If you found this article helpful, you are welcome to follow me because I write more about Bayesian statistics! I recommend experimenting with the hands-on examples in this blog. This will help you to learn quicker, understand better, and remember longer. Grab a coffee and have fun!

A Brief Introduction: Asking Questions To Data Sets.

For decades, we dreamed of having an intuitive interface where a data set could simply be dropped into a system and queried directly. However, when using statistics, it is more common to first formulate hypotheses before doing the analysis. This is a process that can be rigid and slow, as there are many intermediate steps. With the rise of Large Language Models (LLMs), this long-standing dream finally feels within reach. Using natural language (typed or spoken), LLMs can automatically generate queries or Python code. You can now upload a data set with for example the salaries of data scientists and instantly ask, "What was the average salary of data scientists in Europe last year?". Without writing a single line of code, the answer will be returned. More details about building your (local) LLMs and their usage can be found in this blog:

The ability to interogate data sets has always been an intriguing prospect for researchers and practitioners.
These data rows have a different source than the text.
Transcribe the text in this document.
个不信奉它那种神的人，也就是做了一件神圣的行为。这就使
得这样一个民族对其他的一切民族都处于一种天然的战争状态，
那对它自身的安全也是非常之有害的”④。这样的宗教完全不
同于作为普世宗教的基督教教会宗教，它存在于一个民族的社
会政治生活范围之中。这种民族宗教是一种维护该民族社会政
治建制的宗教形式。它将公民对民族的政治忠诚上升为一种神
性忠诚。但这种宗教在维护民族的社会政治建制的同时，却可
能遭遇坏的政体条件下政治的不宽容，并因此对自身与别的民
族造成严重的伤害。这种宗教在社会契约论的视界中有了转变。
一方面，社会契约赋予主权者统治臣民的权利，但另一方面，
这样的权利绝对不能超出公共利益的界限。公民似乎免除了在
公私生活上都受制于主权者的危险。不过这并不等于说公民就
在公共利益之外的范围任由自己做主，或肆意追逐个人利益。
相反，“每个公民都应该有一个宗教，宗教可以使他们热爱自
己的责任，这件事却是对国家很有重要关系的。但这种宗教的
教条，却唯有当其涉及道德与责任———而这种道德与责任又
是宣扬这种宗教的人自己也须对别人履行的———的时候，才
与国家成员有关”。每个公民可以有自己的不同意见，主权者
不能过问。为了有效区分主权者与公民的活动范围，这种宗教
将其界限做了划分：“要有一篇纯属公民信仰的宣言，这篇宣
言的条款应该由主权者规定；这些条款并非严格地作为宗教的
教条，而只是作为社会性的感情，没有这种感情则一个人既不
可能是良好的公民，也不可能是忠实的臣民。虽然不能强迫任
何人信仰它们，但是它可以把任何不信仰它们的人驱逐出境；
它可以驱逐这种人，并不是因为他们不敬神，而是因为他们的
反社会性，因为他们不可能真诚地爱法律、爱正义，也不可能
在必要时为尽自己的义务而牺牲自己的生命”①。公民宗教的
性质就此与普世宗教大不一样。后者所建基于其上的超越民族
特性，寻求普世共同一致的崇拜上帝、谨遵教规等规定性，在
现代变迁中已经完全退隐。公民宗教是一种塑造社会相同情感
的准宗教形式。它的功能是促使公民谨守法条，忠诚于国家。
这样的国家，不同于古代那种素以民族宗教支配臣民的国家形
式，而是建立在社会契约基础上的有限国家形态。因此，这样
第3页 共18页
However, this new power comes with a trade-off: a significant loss of transparency and control. LLMs are deep black boxes; it is not always transparent why a specific query was generated or how a particular conclusion was reached. This lack of explainability is a major drawback when we need to understand the causal mechanisms within our data. This need for clarity becomes absolutely critical when model outcomes are used in high-impact processes, such as medical diagnoses, financial investments, or operational changes. We thus need a way to marry the intuitive, "conversational" interface with a more rigorous, transparent, and causal power of formal statistical methods. This is where Bayesian inference and causal networks come into play!

In the next sections, we will go through the steps of building a transparent Bayesian network to analyze a mixed data set. Then we will apply do-calculus to effectively and rigorously query it. Keep on reading to discover how Bayesian frameworks allow you to interact with data sets while maintaining full control.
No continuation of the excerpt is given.